利用2009─2012年丰水期和平水期的生物调查获取的环境和生物数据，研究太湖蓝藻的时空分布规律，分析蓝藻分布与其他物理、化学和生物因子（如温度、酸碱性、有机物和营养盐含量、浮游植物与浮游动物密度等）的相关关系。结果表明：太湖水质基本上超出V类地表水指标，主要的超标因子是总氮。总氮在丰水期和平水期的质量浓度分别为3.05 mg·L-1和1.65 mg·L-1，总氮在丰水期质量浓度降低的主要原因可能是丰水期蓝藻迅速生长，吸收了大量的营养盐。蓝藻仍是太湖浮游植物的优势种。2009─2012年太湖蓝藻的密度随年份无明显变化，但随季节和区域存在显著差异：丰水期蓝藻密度均值为4.87×10^7cell·L-1，明显高于平水期蓝藻密度（1.51×10^6 cell·L-1）；太湖东部采样点蓝藻密度明显低于其他湖区。影响蓝藻的非生物因素包括温度、酸碱度和营养盐，高温、偏碱性和高营养盐含量都会增加蓝藻的密度。蓝藻与其他浮游植物和大型水生植物之间存在竞争关系，蓝藻密度增加促进了枝角类的生长。
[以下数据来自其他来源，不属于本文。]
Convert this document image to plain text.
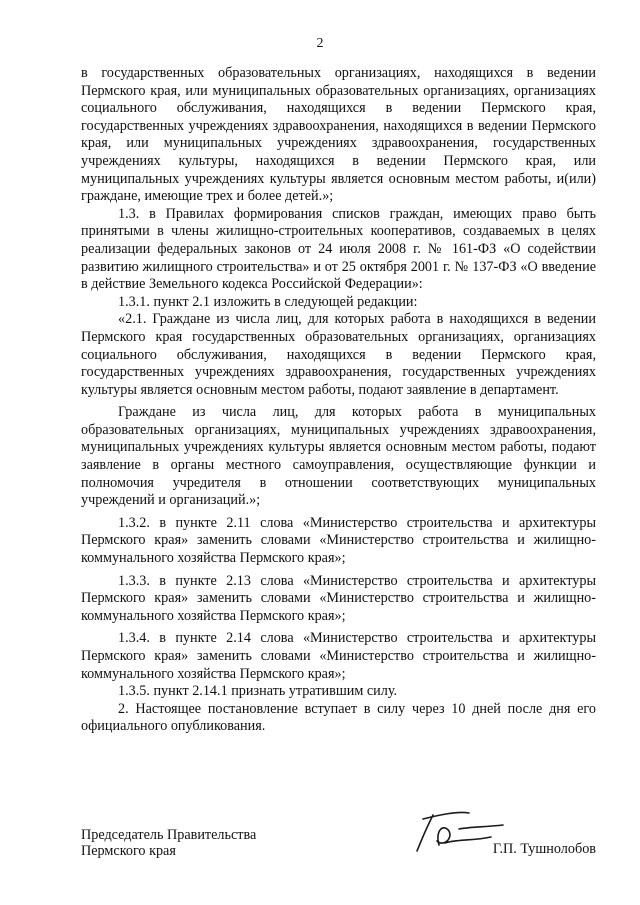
2

в государственных образовательных организациях, находящихся в ведении Пермского края, или муниципальных образовательных организациях, организациях социального обслуживания, находящихся в ведении Пермского края, государственных учреждениях здравоохранения, находящихся в ведении Пермского края, или муниципальных учреждениях здравоохранения, государственных учреждениях культуры, находящихся в ведении Пермского края, или муниципальных учреждениях культуры является основным местом работы, и(или) граждане, имеющие трех и более детей.»;

1.3. в Правилах формирования списков граждан, имеющих право быть принятыми в члены жилищно-строительных кооперативов, создаваемых в целях реализации федеральных законов от 24 июля 2008 г. № 161-ФЗ «О содействии развитию жилищного строительства» и от 25 октября 2001 г. № 137-ФЗ «О введение в действие Земельного кодекса Российской Федерации»:

1.3.1. пункт 2.1 изложить в следующей редакции:

«2.1. Граждане из числа лиц, для которых работа в находящихся в ведении Пермского края государственных образовательных организациях, организациях социального обслуживания, находящихся в ведении Пермского края, государственных учреждениях здравоохранения, государственных учреждениях культуры является основным местом работы, подают заявление в департамент.

Граждане из числа лиц, для которых работа в муниципальных образовательных организациях, муниципальных учреждениях здравоохранения, муниципальных учреждениях культуры является основным местом работы, подают заявление в органы местного самоуправления, осуществляющие функции и полномочия учредителя в отношении соответствующих муниципальных учреждений и организаций.»;

1.3.2. в пункте 2.11 слова «Министерство строительства и архитектуры Пермского края» заменить словами «Министерство строительства и жилищно-коммунального хозяйства Пермского края»;

1.3.3. в пункте 2.13 слова «Министерство строительства и архитектуры Пермского края» заменить словами «Министерство строительства и жилищно-коммунального хозяйства Пермского края»;

1.3.4. в пункте 2.14 слова «Министерство строительства и архитектуры Пермского края» заменить словами «Министерство строительства и жилищно-коммунального хозяйства Пермского края»;

1.3.5. пункт 2.14.1 признать утратившим силу.

2. Настоящее постановление вступает в силу через 10 дней после дня его официального опубликования.

Председатель Правительства
Пермского края	Г.П. Тушнолобов
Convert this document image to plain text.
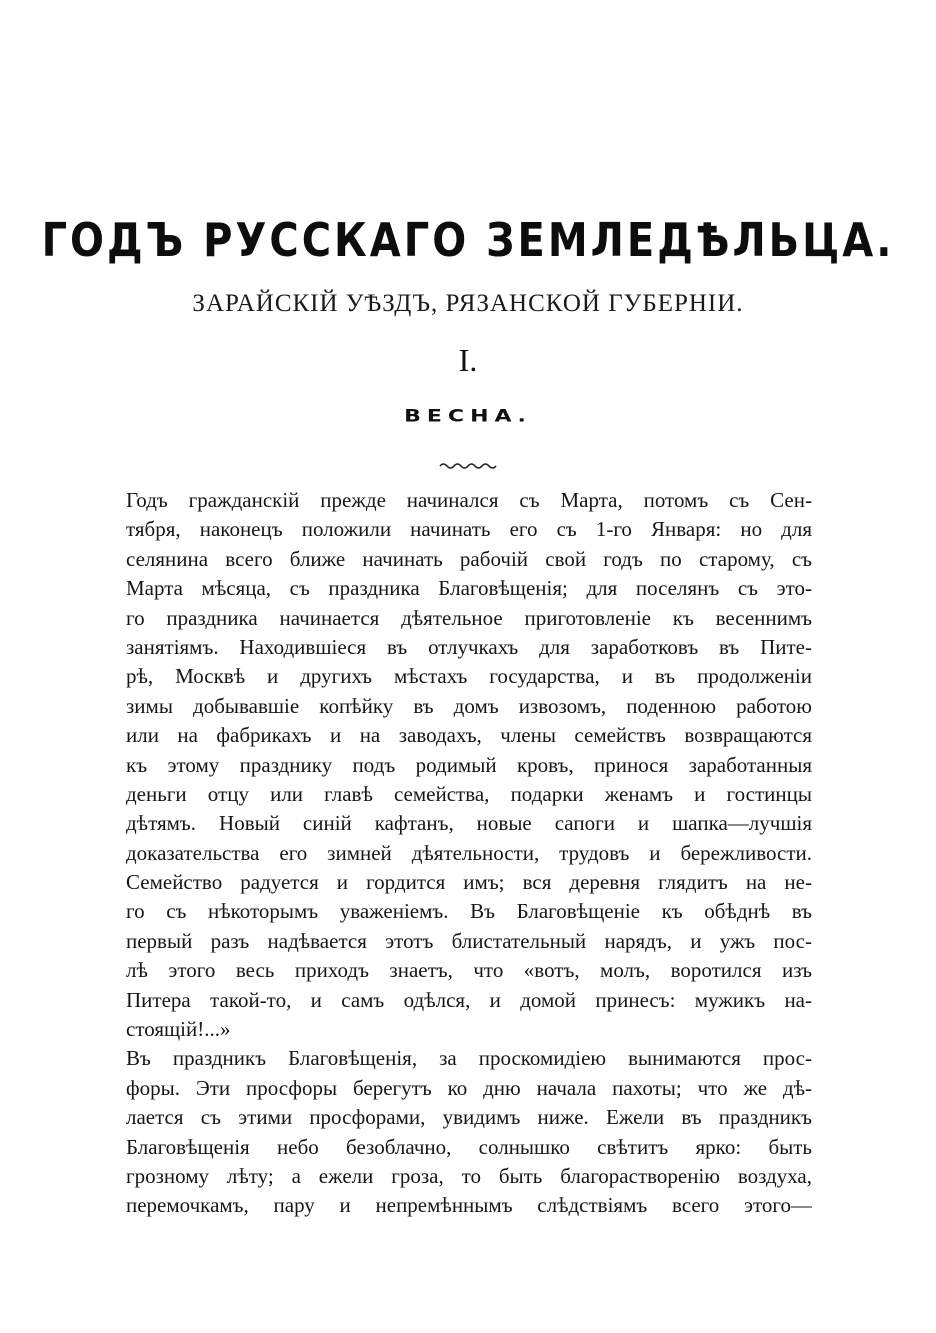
ГОДЪ РУССКАГО ЗЕМЛЕДѢЛЬЦА.
ЗАРАЙСКІЙ УѢЗДЪ, РЯЗАНСКОЙ ГУБЕРНІИ.
I.
ВЕСНА.
Годъ гражданскій прежде начинался съ Марта, потомъ съ Сен-
тября, наконецъ положили начинать его съ 1-го Января: но для
селянина всего ближе начинать рабочій свой годъ по старому, съ
Марта мѣсяца, съ праздника Благовѣщенія; для поселянъ съ это-
го праздника начинается дѣятельное приготовленіе къ весеннимъ
занятіямъ. Находившіеся въ отлучкахъ для заработковъ въ Пите-
рѣ, Москвѣ и другихъ мѣстахъ государства, и въ продолженіи
зимы добывавшіе копѣйку въ домъ извозомъ, поденною работою
или на фабрикахъ и на заводахъ, члены семействъ возвращаются
къ этому празднику подъ родимый кровъ, принося заработанныя
деньги отцу или главѣ семейства, подарки женамъ и гостинцы
дѣтямъ. Новый синій кафтанъ, новые сапоги и шапка—лучшія
доказательства его зимней дѣятельности, трудовъ и бережливости.
Семейство радуется и гордится имъ; вся деревня глядитъ на не-
го съ нѣкоторымъ уваженіемъ. Въ Благовѣщеніе къ обѣднѣ въ
первый разъ надѣвается этотъ блистательный нарядъ, и ужъ пос-
лѣ этого весь приходъ знаетъ, что «вотъ, молъ, воротился изъ
Питера такой-то, и самъ одѣлся, и домой принесъ: мужикъ на-
стоящій!...»
Въ праздникъ Благовѣщенія, за проскомидіею вынимаются прос-
форы. Эти просфоры берегутъ ко дню начала пахоты; что же дѣ-
лается съ этими просфорами, увидимъ ниже. Ежели въ праздникъ
Благовѣщенія небо безоблачно, солнышко свѣтитъ ярко: быть
грозному лѣту; а ежели гроза, то быть благорастворенію воздуха,
перемочкамъ, пару и непремѣннымъ слѣдствіямъ всего этого—
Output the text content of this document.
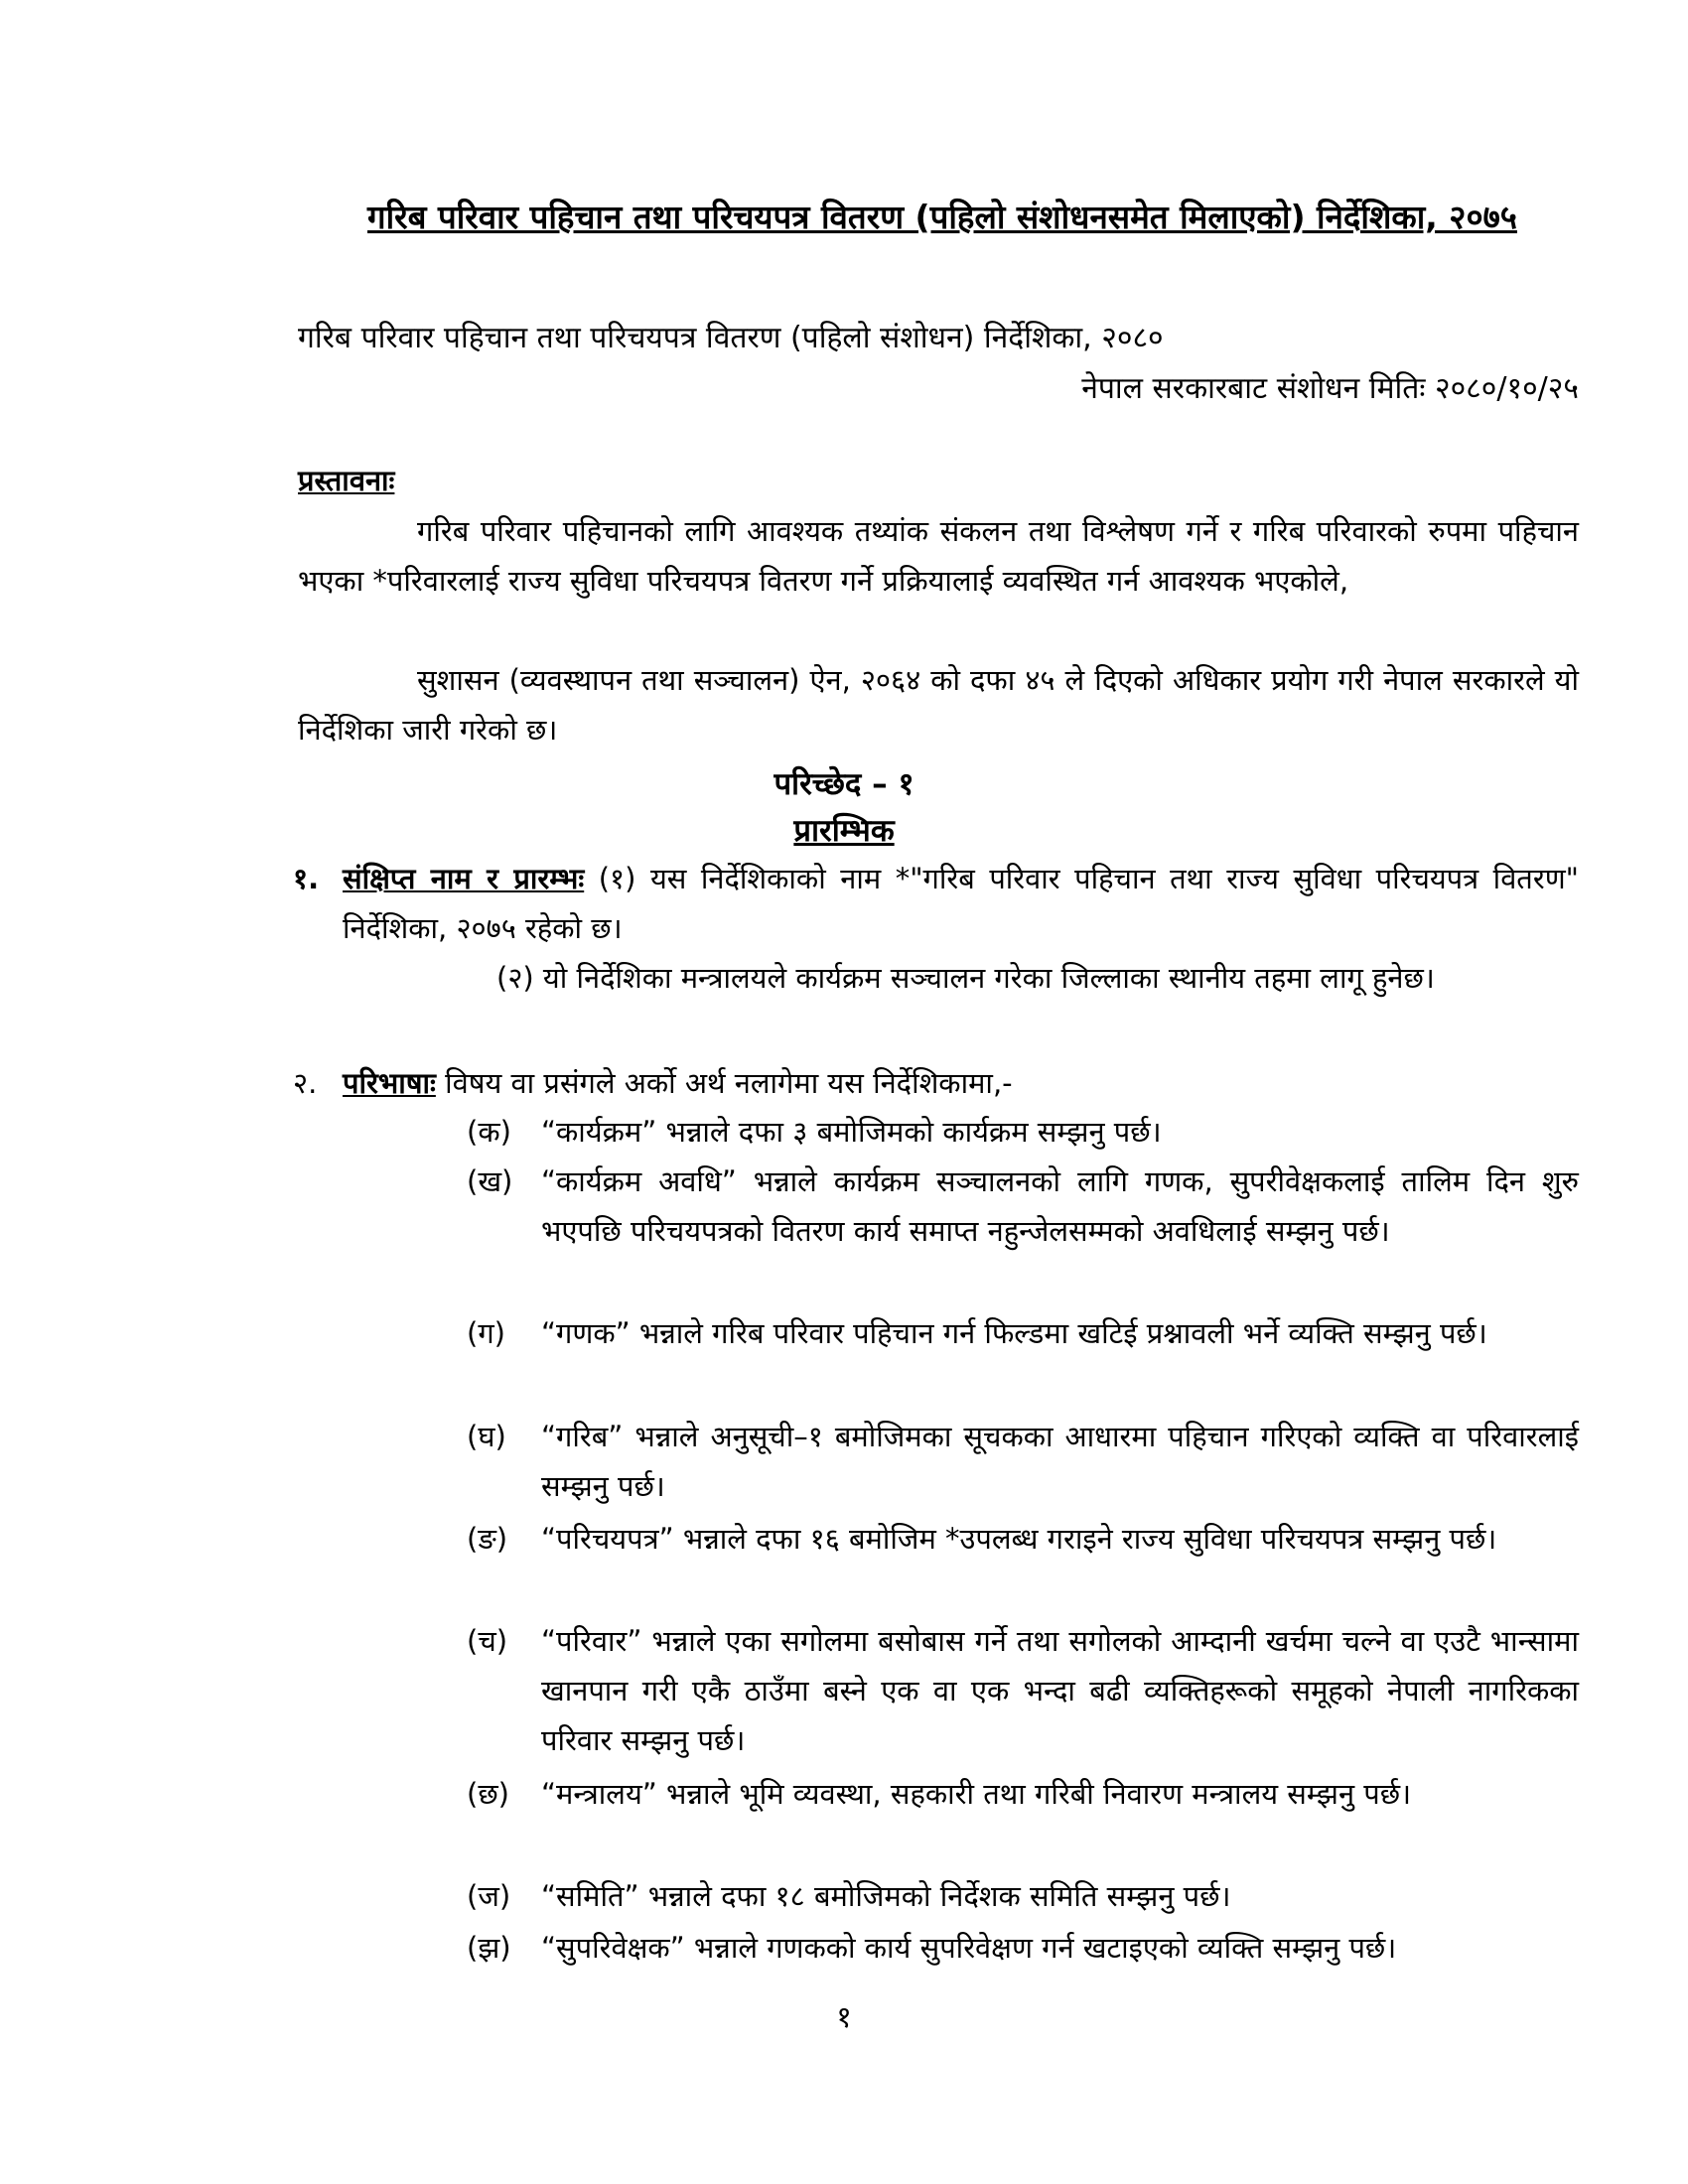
गरिब परिवार पहिचान तथा परिचयपत्र वितरण (पहिलो संशोधनसमेत मिलाएको) निर्देशिका, २०७५
गरिब परिवार पहिचान तथा परिचयपत्र वितरण (पहिलो संशोधन) निर्देशिका, २०८०
नेपाल सरकारबाट संशोधन मितिः २०८०/१०/२५
प्रस्तावनाः
गरिब परिवार पहिचानको लागि आवश्यक तथ्यांक संकलन तथा विश्लेषण गर्ने र गरिब परिवारको रुपमा पहिचान भएका *परिवारलाई राज्य सुविधा परिचयपत्र वितरण गर्ने प्रक्रियालाई व्यवस्थित गर्न आवश्यक भएकोले,
सुशासन (व्यवस्थापन तथा सञ्चालन) ऐन, २०६४ को दफा ४५ ले दिएको अधिकार प्रयोग गरी नेपाल सरकारले यो निर्देशिका जारी गरेको छ।
परिच्छेद – १
प्रारम्भिक
१. संक्षिप्त नाम र प्रारम्भः (१) यस निर्देशिकाको नाम *"गरिब परिवार पहिचान तथा राज्य सुविधा परिचयपत्र वितरण" निर्देशिका, २०७५ रहेको छ।
(२) यो निर्देशिका मन्त्रालयले कार्यक्रम सञ्चालन गरेका जिल्लाका स्थानीय तहमा लागू हुनेछ।
२. परिभाषाः विषय वा प्रसंगले अर्को अर्थ नलागेमा यस निर्देशिकामा,-
(क)	“कार्यक्रम” भन्नाले दफा ३ बमोजिमको कार्यक्रम सम्झनु पर्छ।
(ख) “कार्यक्रम अवधि” भन्नाले कार्यक्रम सञ्चालनको लागि गणक, सुपरीवेक्षकलाई तालिम दिन शुरु भएपछि परिचयपत्रको वितरण कार्य समाप्त नहुन्जेलसम्मको अवधिलाई सम्झनु पर्छ।
(ग)	“गणक” भन्नाले गरिब परिवार पहिचान गर्न फिल्डमा खटिई प्रश्नावली भर्ने व्यक्ति सम्झनु पर्छ।
(घ)	“गरिब” भन्नाले अनुसूची–१ बमोजिमका सूचकका आधारमा पहिचान गरिएको व्यक्ति वा परिवारलाई सम्झनु पर्छ।
(ङ)	“परिचयपत्र” भन्नाले दफा १६ बमोजिम *उपलब्ध गराइने राज्य सुविधा परिचयपत्र सम्झनु पर्छ।
(च)	“परिवार” भन्नाले एका सगोलमा बसोबास गर्ने तथा सगोलको आम्दानी खर्चमा चल्ने वा एउटै भान्सामा खानपान गरी एकै ठाउँमा बस्ने एक वा एक भन्दा बढी व्यक्तिहरूको समूहको नेपाली नागरिकका परिवार सम्झनु पर्छ।
(छ)	“मन्त्रालय” भन्नाले भूमि व्यवस्था, सहकारी तथा गरिबी निवारण मन्त्रालय सम्झनु पर्छ।
(ज)	“समिति” भन्नाले दफा १८ बमोजिमको निर्देशक समिति सम्झनु पर्छ।
(झ)	“सुपरिवेक्षक” भन्नाले गणकको कार्य सुपरिवेक्षण गर्न खटाइएको व्यक्ति सम्झनु पर्छ।
१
推荐利用机械打捞和大型水生植物修复方法，因为这2种方法可在降低蓝藻密度的同时去除水体中的有机物和营养盐，可以从根本上降低太湖蓝藻水华的风险。增加其他藻类和枝角类控制蓝藻水华方法可行性较差：1）蓝藻暴发时期其它藻类对能量和营养的竞争能力弱于蓝藻，难以抑制蓝藻的生长；2）在太湖中增加枝角类可能降低现有蓝藻的密度，但建立完整的食物链体系降低富营养化程度，防范生物调控中可能存在的生态风险（如其他藻类水华等）较困难。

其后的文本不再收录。